In September 2017, developer Hit-Point announced Neko Atsume VR, a virtual reality version of the game available for the PlayStation 4 video game console. It supports the PlayStation VR headset and was released in Japan on May 31, 2018 with an international release following in August 2021.

In October 2024, the developer Hit-Point released the game Neko Atsume 2, the sequel to Neko Atsume. Similar to its parent game, Neko Atsume 2 is also free to play and on iOS and Android. As of 2026, Neko Atsume has not received an update since late 2024.

==Reception==
By May 2015, the game had achieved 4 million downloads for Android and iOS combined. On August 20, 2015, Neko Atsume won the CEDEC Awards for best game design. As of December 4, 2015, the game has achieved 10 million downloads. In January 2016, the game was honored as one of the Top 5 Mobile Games of 2015 by GameSpot, who cited the game as "intensely quirky" and "increasingly compelling."

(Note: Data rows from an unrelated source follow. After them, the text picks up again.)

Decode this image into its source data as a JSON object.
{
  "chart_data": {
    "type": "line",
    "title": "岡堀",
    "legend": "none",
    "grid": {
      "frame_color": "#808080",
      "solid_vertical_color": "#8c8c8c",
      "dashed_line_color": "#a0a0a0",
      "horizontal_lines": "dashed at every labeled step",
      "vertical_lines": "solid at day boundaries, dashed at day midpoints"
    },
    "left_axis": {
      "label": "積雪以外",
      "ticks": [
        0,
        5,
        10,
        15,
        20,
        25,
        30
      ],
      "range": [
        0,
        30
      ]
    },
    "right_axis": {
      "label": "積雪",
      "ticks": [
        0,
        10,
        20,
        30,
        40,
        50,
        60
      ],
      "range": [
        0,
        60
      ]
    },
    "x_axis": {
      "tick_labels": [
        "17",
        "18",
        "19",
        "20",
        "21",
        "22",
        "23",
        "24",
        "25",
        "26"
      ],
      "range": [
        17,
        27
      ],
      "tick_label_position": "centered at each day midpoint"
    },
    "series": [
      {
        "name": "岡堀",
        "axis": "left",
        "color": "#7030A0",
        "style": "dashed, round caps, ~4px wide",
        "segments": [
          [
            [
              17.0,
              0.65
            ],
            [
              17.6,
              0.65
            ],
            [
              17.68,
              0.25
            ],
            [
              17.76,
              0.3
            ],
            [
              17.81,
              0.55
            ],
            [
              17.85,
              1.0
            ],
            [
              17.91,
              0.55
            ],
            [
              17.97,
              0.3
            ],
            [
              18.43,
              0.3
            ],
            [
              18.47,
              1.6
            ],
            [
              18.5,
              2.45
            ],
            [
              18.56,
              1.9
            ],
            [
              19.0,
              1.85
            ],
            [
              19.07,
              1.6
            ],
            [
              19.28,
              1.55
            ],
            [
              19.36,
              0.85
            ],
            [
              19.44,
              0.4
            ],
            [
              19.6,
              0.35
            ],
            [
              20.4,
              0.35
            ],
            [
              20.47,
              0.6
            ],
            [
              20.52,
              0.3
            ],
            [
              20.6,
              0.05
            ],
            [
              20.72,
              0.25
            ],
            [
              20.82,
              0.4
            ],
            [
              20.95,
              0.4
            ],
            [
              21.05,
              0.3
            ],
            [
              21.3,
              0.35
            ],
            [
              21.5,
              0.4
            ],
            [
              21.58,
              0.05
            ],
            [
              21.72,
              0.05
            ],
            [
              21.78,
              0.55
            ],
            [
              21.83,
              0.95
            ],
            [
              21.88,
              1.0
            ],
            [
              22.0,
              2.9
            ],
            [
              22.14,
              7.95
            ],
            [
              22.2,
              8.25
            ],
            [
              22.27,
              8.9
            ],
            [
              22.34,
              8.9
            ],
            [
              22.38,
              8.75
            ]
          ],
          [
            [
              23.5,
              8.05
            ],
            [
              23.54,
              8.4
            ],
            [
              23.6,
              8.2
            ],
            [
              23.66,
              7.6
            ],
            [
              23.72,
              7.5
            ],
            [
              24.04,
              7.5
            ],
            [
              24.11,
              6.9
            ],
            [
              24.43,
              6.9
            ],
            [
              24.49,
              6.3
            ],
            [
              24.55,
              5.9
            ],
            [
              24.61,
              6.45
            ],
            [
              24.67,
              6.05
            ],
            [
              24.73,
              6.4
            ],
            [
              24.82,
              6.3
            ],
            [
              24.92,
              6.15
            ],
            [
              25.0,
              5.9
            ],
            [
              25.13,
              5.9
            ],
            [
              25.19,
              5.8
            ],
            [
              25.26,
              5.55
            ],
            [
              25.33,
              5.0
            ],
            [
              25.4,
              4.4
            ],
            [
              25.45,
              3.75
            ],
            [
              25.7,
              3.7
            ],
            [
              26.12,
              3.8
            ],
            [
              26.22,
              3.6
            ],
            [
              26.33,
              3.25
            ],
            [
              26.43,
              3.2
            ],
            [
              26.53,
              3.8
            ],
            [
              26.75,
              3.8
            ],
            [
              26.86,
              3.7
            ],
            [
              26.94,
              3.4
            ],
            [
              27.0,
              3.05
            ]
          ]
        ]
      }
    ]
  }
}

On September 15, 2015, Google and Hit-Point teamed up for Game Week with Google Play to produce a live video event called Real Neko Atsume (リアルねこあつめ), which was broadcast on YouTube from a cat café in Osaka.

In February 2016, Petio Corporation released toys for the game, designed to be played with by real cats. Later on, some toys were discontinued.

==Film adaptation==
A Japanese movie 「:ja:ねこあつめの家」(Neko Atsume no ie, "The House of Cat Collection") based on Neko Atsume, was released on April 8, 2017. The movie is directed by Masatoshi Kurakata and distributed by AMG Entertainment. The plot is mainly about a novelist struggling with writer's block, who moves to a small house in the country that turns out to be a cat magnet. As he furnishes his yard with items to make their lives more comfortable and starts working at the local shop, his capacity to write begins to revive itself.

==Spin-offs==
- Kamen Rider Atsume, a spin-off featuring Kamen Rider characters. Released March 2016.
- Spoon Pet Atsume, a spin-off featuring Sega Toys's "Spoon Pet" characters.